An absolute necessity to carefully consider every inch of movement and proceed in slow motion isn’t what you’d expect from a game called Superhot. But that is nevertheless what you’ll get when the appropriately named Superhot Team releases its first title later this year.
Featureless red polygonal men are constantly coming for you in Superhot. If they can get close enough to punch you or to line up and make a shot just once, you’re done for. Of course, bad guys are perpetually trying to kill you in nearly all first-person shooters. The hook here is that the bad guys move in extreme slow motion when you’re not moving. You will stress over this, and you will get yourself killed if you don’t slow down and think before you move. But that didn’t stop me from continually wanting to try again during my time with the E3 demo last week.
Watching someone else play Superhot can give off the impression that no one moves at all in the game until you do, but that’s not entirely accurate. Start playing and you’ll soon figure out that, as mentioned, enemies are always moving, but their pace is glacial unless you’re also moving. The combination of their overwhelming odds and one-hit kill ability means death finds you swiftly if your every move hasn’t been meticulously planned. That means not just your shots, not just your aiming, but literally every bit of movement you make. Want to move to the left a tiny bit to get a better view of what’s around the corner? Go ahead, but know that the gun-wielding bad guy who happens to be there is then likely to gain the precious few steps forward he needs to put you in immediate danger. Even if he doesn’t kill you he’ll at least move close enough to force you to focus all attention on him, and that may lead to the guy coming from behind your back getting the few steps he needs to get the drop on you. Like a set of dominoes, attempting to stop these sort of events once set in motion is a hopeless endeavor.
Take an E3 demo level set in a bar, for example. I started in front of the bar with only seconds of movement time to dispatch the bartender before he did me in. When you begin a new Superhot level, at least in the demo, you find yourself sans weapons. Players can use a stun attack to temporarily incapacitate and enemy if he’s close enough, but the presence of the bar put the mixologist out of the stun attack’s range. So I picked a glass up off the bar and chucked it at my foe. Down he went, conveniently tossing his gun up for grabs as he did. After snatching it and shooting him dead, I noticed there was a set of doors on either side of me and moved toward those on the right. Big mistake.

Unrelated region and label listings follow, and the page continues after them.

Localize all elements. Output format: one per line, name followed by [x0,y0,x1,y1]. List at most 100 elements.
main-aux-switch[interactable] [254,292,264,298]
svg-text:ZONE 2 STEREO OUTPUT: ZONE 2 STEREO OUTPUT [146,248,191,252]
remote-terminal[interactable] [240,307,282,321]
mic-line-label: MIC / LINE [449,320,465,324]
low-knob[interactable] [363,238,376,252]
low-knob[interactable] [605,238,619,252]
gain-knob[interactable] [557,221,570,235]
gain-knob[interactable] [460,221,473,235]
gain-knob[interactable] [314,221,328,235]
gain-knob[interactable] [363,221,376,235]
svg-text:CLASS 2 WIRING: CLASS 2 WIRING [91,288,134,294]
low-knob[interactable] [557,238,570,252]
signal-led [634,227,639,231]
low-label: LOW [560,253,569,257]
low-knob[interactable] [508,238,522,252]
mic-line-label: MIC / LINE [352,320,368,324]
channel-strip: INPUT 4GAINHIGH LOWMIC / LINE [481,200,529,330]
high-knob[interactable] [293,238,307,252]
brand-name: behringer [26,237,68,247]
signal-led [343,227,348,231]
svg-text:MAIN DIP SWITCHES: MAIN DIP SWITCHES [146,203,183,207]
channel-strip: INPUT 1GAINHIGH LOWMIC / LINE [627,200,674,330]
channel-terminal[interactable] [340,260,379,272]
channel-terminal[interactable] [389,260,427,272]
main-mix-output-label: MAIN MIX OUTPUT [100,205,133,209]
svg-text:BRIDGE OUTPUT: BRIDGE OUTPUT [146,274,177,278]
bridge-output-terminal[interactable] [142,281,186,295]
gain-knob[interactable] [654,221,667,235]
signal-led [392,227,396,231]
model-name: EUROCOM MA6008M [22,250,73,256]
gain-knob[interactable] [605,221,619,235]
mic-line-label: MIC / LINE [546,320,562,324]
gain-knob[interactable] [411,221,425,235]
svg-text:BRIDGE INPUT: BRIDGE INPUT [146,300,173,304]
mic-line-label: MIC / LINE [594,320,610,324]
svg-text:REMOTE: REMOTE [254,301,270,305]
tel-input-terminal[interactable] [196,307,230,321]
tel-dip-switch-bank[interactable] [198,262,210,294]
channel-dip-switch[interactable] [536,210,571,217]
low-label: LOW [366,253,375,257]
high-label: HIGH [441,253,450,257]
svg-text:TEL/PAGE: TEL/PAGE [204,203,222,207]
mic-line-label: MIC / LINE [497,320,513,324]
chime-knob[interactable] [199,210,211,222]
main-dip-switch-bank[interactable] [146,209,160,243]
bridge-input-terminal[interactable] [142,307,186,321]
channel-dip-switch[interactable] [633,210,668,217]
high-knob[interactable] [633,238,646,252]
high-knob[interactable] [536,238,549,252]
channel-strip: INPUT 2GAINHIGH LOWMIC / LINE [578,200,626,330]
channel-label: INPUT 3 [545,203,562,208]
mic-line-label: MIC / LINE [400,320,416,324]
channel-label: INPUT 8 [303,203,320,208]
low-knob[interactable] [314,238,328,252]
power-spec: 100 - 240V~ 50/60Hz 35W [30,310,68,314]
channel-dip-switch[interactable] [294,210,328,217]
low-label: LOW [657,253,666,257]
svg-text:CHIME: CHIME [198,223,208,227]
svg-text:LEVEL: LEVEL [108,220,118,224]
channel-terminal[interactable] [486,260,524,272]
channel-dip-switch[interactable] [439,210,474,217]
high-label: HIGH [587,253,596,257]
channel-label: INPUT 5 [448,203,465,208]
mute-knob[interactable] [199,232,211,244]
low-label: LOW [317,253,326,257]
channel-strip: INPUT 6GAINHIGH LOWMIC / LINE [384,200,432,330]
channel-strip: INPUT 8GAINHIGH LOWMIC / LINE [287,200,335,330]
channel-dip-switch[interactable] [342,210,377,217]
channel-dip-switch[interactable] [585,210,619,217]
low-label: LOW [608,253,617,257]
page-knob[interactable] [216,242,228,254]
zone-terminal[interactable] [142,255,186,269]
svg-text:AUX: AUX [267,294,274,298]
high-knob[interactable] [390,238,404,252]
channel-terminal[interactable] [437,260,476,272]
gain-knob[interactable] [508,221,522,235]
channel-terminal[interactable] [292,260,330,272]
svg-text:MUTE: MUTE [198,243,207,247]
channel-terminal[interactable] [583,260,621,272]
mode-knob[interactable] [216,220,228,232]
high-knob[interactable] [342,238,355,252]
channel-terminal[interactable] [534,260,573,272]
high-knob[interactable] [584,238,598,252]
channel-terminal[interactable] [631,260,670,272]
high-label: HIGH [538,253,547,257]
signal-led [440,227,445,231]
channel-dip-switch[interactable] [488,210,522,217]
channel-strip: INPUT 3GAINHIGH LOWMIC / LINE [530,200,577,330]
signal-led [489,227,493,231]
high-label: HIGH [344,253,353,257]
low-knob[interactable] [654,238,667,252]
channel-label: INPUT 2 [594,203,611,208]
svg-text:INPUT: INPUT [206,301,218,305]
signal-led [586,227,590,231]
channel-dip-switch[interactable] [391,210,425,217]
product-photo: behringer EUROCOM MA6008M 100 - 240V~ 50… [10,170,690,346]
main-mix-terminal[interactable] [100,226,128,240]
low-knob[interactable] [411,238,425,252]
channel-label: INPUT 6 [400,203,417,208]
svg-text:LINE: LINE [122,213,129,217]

Putting down the first man who burst through those doors was easy enough — but it also allowed the one coming through the left doors time to gun me down. Of course, it would have been impossible to know who was going to come from where and when. Impossible, that is, without trial and error, which is something players will frequently have to put themselves through to figure out enemy patterns and how best to respond to them before it’s too late. After dispatching the bartender same as before on my second attempt, I beelined it for the left door, killed the bloodthirsty individual who greeted me and hurried through the doorway. From there it was possible to remain motionless while looking through an open door’s small window to watch the enemies on the right side moving frame by frame. Then it was time to act.
Slowly inching forward and lining up shots in between stopping to glance back left at anyone trying to sneak up on me seemed a decent strategy. Indeed, four or five deaths later, I put string every action together just right and beat the level using those tactics. Knowing what’s coming next, dealing with the most immediate threat and intermittently stopping to check your surroundings and formulating a plan is perhaps a good approach for most games. But it’s especially so when faced with bad guys who are stuck in “bullet time” when you’re not moving. How players process and respond to the visual information will surely vary, though, so it’s likely different players will develop different methods of progressing through each level.
Skilled FPS players will undoubtedly be tempted to line up headshots. That was my first instinct, too, but taking that extra couple seconds to aim at an enemy’s head instead of his body is rarely time well spent in Superhot. This is doubly true when you factor in that, since the bad guys are always running, you must always aim not where these targets are, but where they will be. The most skilled players will no doubt master this, but going for body shots is the far quicker and safer approach.
Limited ammunition and long reload times further complicate things. Being out of ammo, however, doesn’t always mean being out of luck. Throwing your gun when you’re out of bullets to fire or out of time to reload will stun enemies, sending their guns flying into the air to be grabbed by whoever gets there first: the player or the closest unarmed enemy. It sounds paradoxical, but this means you have to move fast and slow: keep stopping to bring things to a crawl and scope your surroundings, but run like the wind when you do move to be first to the gun.
The final level I played was harrowing. Bad guys approached from three different entry points and delivered killing blows at least seven or eight times. After numerous attempts, it finally felt like I had them figured out, and I took down what seemed like the last of them. But nothing happened. The level did not end, and I anxiously spun every which way but saw no one. Only a few seconds passed, but it felt like an eternity in Superhot time. Finally, right before the game spawned more enemies, the screen was filled with these terrifying words: “They just keep coming.”
Superhot Team, at least in this one level, knows exactly when and how to toy with player expectations. Unfortunately for the red-hued killers of the world, I’ll also just keep coming if the rest of Superhot is as tense as its E3 demo.